Li esta reportagem no blog da Super Interessante hoje, e mesmo sabendo que muitos o acessam, preciso compartilhar com vocês sem tirar e nem pôr, porque quem é nerd hoje em dia sabe da importância deste setor na economia mundial. Os nerds dão dinheiro, fazem dinheiro e rendem dinheiro. Leiam, compreendam e assimilem a quantidade de conteúdo importante que podemos fazer para este mundo nerd-mente globalizado! É simplesmente, incrível! Vamos à matéria:

“Deve ter sido em 2010 que o Maurício Mota da empresa The Alchenists veio falar aqui na Editora Abril sobre transmídia e conteúdo 360° à convite da revista Superinteressante. Maurício é um dos maiores nomes em storytelling. Fundou sua empresa com Mark Warshaw, um dos responsáveis pelas estratégias por trás do conteúdo 360° da série Heroes. Maurício está por trás de diversas ações publicitárias de empresas como Petrobrás, Coca Cola e Rede Globo. Mais do que tudo, ele se considera um bom contador de histórias.

Uma das coisas que mais me chamou a atenção na fala dele foi o fato de que ter jogado RPG na adolescência se tornou um grande diferencial em sua carreira vitoriosa. Uma carreira que começou quando ele tinha só 15 anos. Nessa época, Maurício criou um kit de ensino baseado em RPG. Ele ia a escolas e feiras vender o jogo Autorias e assim começou sua primeira empresa. O que nos faz lembrar do já batiddo webhit da banda Seminovos “Escolha já seu nerd”.

Você sabe o que é RPG? Se você sabe, pule para o próximo tópico. Caso contrário, vale a pena ler esse parágrafo. RPG é a sigla em inglês para Role-Playing ou “jogo de interpretação de papéis”. A coisa foi criada “oficialmente” nos Estados Unidos por volta de 1974, com o jogo “Dungeons & Dragons”. Nesse estilo de jogo, os participantes criam os personagens que vão interpretar e com os quais vão desenvolver histórias coletivamente. Cada seção de RPG é como um episódio de uma série que pode durar uma semana e ser um fracasso de audiência ou ficar anos no ar. Tudo depende do índice de diversão bruta que aquele grupo de pessoas vai extrair da história jogada. O responsável por criar o roteiro básico da narrativa e por interpretar os personagens secundários é o “mestre” ou “narrador”.

u joguei RPG na adolescência. Muito. Pelo menos dos 10 aos 17 anos. Mais ainda, eu li dezenas de livros de RPG que basicamente te ensinavam como criar uma boa história (e se sua história fosse ruim, seus amigos desistiam do jogo, iam assistir TV e nunca mais voltavam), como desenvolver um personagem (quais suas características principais, suas motivações, seus pontos fortes e fracos) e também te familiarizavam com “mecânicas de jogo”. As mecânicas de cara RPG (GURPSs, AD & D, Desafio dos Bandeirantes, etc) eram a física daquele universo. As regras da vida.
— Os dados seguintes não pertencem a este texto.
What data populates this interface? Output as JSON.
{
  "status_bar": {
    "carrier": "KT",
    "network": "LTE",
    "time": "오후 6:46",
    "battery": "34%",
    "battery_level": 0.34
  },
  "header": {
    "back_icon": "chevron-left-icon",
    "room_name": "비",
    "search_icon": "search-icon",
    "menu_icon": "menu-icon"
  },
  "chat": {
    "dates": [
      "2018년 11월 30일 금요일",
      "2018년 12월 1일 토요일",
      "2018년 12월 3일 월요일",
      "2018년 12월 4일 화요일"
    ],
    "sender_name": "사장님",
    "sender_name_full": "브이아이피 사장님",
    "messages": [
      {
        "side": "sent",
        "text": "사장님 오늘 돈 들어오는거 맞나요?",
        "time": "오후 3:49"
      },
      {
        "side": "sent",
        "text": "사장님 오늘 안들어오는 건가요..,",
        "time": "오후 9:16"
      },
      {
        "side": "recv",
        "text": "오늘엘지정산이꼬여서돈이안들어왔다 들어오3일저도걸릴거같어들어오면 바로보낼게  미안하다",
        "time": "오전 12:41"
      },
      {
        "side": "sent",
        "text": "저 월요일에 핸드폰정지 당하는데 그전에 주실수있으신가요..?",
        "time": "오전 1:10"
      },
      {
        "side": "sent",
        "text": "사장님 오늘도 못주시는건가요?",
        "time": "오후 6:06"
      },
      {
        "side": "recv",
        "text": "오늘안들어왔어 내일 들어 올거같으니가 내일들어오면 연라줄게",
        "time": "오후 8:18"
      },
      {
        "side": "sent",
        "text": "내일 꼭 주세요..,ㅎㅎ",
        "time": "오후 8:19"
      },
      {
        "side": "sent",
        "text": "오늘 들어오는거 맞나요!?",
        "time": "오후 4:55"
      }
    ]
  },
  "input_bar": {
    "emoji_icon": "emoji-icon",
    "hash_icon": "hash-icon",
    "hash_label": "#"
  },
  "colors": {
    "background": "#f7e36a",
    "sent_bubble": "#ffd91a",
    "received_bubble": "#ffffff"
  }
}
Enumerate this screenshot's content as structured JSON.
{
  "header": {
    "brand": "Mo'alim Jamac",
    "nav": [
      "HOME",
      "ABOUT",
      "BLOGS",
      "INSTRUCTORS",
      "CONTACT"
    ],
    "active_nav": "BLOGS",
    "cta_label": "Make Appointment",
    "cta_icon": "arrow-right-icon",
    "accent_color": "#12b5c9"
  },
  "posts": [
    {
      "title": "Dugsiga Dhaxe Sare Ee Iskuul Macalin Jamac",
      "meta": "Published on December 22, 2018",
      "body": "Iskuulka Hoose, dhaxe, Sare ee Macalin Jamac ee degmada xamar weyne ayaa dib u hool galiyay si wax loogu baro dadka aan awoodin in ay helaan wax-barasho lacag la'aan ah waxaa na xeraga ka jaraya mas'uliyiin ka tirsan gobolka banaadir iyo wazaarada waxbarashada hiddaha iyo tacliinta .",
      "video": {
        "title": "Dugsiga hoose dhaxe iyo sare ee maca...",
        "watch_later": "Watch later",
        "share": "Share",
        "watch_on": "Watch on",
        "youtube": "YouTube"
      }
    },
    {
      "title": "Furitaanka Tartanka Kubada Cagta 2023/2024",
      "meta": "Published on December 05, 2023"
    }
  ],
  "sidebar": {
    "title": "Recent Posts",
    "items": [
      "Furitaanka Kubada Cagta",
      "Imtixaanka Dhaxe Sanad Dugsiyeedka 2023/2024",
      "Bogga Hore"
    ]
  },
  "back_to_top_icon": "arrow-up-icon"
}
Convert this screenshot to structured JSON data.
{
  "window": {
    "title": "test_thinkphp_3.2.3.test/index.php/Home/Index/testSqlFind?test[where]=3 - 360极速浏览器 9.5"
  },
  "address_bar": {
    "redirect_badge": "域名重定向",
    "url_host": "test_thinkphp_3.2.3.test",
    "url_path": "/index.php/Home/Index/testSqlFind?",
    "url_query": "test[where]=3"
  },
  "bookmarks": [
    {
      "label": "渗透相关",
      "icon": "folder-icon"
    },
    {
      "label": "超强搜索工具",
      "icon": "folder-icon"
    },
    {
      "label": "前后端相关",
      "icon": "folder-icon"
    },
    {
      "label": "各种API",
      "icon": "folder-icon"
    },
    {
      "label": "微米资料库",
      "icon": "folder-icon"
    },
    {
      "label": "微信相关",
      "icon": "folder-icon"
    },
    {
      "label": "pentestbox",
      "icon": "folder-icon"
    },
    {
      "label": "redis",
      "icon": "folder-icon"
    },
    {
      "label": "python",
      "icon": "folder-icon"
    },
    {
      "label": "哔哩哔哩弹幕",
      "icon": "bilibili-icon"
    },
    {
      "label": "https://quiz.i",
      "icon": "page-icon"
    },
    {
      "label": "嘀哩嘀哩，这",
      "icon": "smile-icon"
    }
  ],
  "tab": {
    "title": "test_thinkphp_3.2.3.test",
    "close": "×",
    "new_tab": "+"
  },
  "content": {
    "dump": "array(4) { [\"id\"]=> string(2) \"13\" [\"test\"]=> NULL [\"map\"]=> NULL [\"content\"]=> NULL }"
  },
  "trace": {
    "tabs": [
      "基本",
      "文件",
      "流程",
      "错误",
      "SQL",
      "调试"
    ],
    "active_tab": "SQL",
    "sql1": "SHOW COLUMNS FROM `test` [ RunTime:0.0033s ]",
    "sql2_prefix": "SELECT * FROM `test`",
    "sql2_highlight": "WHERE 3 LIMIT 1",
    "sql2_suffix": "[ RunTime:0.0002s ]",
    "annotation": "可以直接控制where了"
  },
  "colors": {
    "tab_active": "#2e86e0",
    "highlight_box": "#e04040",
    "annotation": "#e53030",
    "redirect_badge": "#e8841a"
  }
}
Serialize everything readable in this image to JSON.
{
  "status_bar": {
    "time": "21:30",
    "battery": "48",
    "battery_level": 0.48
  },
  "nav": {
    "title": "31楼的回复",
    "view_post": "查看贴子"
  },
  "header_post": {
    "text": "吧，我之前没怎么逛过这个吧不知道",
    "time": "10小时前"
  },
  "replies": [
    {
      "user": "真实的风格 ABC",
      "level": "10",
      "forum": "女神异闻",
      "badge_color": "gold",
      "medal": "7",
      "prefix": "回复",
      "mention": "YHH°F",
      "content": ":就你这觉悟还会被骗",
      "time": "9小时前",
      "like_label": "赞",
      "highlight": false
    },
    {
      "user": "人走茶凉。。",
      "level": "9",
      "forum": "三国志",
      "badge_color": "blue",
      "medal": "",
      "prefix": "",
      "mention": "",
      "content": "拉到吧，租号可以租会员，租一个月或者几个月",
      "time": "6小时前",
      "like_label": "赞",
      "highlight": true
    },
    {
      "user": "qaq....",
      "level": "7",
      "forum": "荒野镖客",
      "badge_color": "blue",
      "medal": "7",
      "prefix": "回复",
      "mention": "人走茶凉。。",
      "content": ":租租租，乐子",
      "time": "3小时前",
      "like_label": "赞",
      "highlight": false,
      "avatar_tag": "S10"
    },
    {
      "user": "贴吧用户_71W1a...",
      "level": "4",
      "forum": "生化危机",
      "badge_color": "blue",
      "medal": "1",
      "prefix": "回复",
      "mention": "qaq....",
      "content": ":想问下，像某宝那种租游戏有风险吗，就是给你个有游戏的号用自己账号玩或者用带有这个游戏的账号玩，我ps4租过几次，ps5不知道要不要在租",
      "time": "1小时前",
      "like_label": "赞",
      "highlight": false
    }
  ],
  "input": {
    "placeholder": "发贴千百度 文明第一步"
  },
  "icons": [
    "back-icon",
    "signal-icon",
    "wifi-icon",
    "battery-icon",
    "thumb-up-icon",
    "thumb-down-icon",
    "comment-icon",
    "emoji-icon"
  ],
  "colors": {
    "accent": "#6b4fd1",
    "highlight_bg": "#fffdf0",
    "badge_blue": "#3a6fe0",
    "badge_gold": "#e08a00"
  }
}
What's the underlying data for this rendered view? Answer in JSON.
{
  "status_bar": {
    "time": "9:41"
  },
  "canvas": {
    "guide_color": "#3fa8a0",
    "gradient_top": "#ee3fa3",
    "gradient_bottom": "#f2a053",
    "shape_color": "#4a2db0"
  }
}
Acho que é por isso que anos depois eu vim parar aqui na Editora Abril e me dei bem criando jogos e narrando histórias multimídia. Mesmo que eu não fosse um gamer tão dedicado como os amigos e designers Diego Sanches e Juliana Moreira, eu tinha varado madrugadas inventando desafios e pensando histórias jogáveis.

Em 1994 jogar RPG não era lá muito sexy ou popular. Palavras como crowdsourcing, transmídia, storytelling e conteúdo colaborativo não estavam na boca de todos os publicitários, gurus e empreendedores. E não havia santo que convencesse os coleguinhas de colégio de que ser nerd (esse negócio de geek não tinha sido inventado ainda) era ultra descolado. Também por isso, é legal perceber que o RPG me deu liberdade para criar, ao mesmo tempo que me obrigou a lidar com regras rígidas que determinariam quais eram os limites daquele universo fantástico onde os jogadores buscavam solucionar desafios.”

Só tenho a acrescentar que, ser nerd não é modismo, é estilo de vida. Somos uma geração antenada, que gosta de ler, pesquisar e entender os “porquês” da vida. Se desta forma, seremos profissionais de sucesso e dedicados, só temos a agradecer nosso gene nerd que se fez presente tão cedo em nossas vidas. Vida longa e próspera aos nerds!